I decide exactly what “share” each surfactant contributes to the total 18% and solve for the grams needed.

  • Sarcosinate (29% ASM): Quota 10% $\div 0.29 = 34.48g$

  • Betaine (36% ASM): Quota 5% $\div 0.36 = 13.88g$

  • Lauryl Glucoside (52% ASM): Quota 3% $\div 0.52 = 5.76g$

  • Total ASM = 18%

Method B: Gram Estimation (Iterative)

I estimate the grams first and check the result against the target.

  • $40g \text{ Sarcosinate} \times 0.29 = 11.6$

  • $15g \text{ Betaine} \times 0.36 = 5.4$

  • $5g \text{ Lauryl Glucoside} \times 0.52 = 2.6$

  • Total ASM = 19.6% (Adjust grams downward to reach 18%).


3. Raw Material Profiles & Behavioral Notes

  • Sodium Lauroyl Sarcosinate (Anionic – 29%): Eco-friendly and creamy.

    • Processing Note: Viscosity is highly dependent on a pH of 5.0. It is sensitive to oils and fragrances, often requiring Xanthan Gum for stabilization.

  • Cocamidopropyl Betaine (Amphoteric – 30-38%): The “Buffer.”

    • Behavior: When paired with Anionics (like SLES), it creates a salt-thickening curve. It significantly reduces the irritation potential of harsher surfactants.

  • Lauryl Glucoside (Non-Ionic – 52%): A thick, cloudy paste.

    • Behavior: Excellent for thickening and skin-mildness, but requires gentle heating ($40^\circ\text{C}$$50^\circ\text{C}$) to become workable.

  • Disodium Cocoamphodiacetate (Amphoteric – 38%): The “Baby” surfactant.
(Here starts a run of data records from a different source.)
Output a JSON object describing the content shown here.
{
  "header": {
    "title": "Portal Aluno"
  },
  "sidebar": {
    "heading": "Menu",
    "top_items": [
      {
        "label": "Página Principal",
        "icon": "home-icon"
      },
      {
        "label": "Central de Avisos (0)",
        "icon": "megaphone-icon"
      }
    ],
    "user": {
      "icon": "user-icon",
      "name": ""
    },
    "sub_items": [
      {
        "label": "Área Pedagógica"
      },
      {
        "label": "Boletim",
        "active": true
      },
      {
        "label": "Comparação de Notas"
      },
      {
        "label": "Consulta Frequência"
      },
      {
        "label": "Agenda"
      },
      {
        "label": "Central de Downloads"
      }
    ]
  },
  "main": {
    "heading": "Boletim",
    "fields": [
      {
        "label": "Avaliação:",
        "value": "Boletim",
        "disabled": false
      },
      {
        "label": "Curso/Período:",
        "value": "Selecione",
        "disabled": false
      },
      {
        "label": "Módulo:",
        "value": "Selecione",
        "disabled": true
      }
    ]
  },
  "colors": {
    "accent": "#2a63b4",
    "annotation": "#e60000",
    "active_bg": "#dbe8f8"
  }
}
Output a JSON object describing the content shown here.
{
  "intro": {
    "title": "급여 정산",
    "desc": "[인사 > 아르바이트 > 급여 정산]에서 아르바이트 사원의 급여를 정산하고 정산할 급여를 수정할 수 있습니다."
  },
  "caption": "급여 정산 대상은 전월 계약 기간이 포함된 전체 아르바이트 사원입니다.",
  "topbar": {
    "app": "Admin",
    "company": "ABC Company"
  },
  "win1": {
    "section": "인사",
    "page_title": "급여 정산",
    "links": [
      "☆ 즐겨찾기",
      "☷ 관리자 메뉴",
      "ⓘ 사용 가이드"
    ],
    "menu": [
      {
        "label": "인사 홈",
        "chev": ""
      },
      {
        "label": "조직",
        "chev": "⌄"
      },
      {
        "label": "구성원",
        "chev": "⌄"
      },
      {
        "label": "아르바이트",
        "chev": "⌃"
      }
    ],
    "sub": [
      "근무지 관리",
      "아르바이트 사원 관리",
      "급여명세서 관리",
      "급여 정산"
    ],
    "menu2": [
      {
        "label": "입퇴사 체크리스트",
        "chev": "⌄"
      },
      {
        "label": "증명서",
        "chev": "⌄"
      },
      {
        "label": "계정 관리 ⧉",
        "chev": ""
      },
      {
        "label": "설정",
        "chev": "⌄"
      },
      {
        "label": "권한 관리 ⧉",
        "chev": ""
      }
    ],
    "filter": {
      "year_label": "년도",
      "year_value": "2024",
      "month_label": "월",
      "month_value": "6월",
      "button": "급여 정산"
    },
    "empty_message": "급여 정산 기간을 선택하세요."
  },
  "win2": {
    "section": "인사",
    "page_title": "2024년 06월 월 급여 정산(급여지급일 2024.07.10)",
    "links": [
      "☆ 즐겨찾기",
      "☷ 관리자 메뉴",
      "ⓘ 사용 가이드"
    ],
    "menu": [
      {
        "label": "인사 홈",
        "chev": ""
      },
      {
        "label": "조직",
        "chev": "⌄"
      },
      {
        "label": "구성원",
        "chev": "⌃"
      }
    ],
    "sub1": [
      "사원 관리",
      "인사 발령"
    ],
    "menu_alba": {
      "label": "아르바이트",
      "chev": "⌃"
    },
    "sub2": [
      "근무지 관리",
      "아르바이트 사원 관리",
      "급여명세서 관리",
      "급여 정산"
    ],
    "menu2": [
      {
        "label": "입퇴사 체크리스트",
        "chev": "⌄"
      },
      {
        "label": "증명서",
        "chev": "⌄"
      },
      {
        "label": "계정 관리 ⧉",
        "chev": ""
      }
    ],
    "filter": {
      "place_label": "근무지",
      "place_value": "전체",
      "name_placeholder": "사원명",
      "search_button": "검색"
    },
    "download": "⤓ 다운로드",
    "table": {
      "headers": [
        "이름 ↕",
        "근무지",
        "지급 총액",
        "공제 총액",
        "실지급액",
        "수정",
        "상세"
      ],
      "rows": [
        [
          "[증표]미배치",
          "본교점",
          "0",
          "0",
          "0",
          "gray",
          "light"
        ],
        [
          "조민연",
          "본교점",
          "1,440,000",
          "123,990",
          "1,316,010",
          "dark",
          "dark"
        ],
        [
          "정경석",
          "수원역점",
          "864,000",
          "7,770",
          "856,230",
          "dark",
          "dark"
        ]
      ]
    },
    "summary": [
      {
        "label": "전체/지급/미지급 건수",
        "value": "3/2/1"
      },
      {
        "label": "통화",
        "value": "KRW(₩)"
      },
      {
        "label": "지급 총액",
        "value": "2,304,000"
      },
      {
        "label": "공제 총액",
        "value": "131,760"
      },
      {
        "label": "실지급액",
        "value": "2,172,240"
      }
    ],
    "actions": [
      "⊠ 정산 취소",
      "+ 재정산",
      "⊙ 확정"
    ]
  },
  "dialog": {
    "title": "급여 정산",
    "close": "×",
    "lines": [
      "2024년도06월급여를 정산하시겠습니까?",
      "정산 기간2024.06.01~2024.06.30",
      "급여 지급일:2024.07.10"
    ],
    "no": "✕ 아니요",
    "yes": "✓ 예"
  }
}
    • Behavior: Does not trigger the ocular sting reflex; ideal for “no-tears” formulations.


Researcher Summary

Calculating ASM is the only way to ensure reproducibility in the lab. By mastering this math, I can hopefully swap one surfactant for another (e.g., replacing SLES with a more eco-friendly Sarcosinate) while maintaining the exact same “strength” of the detergent.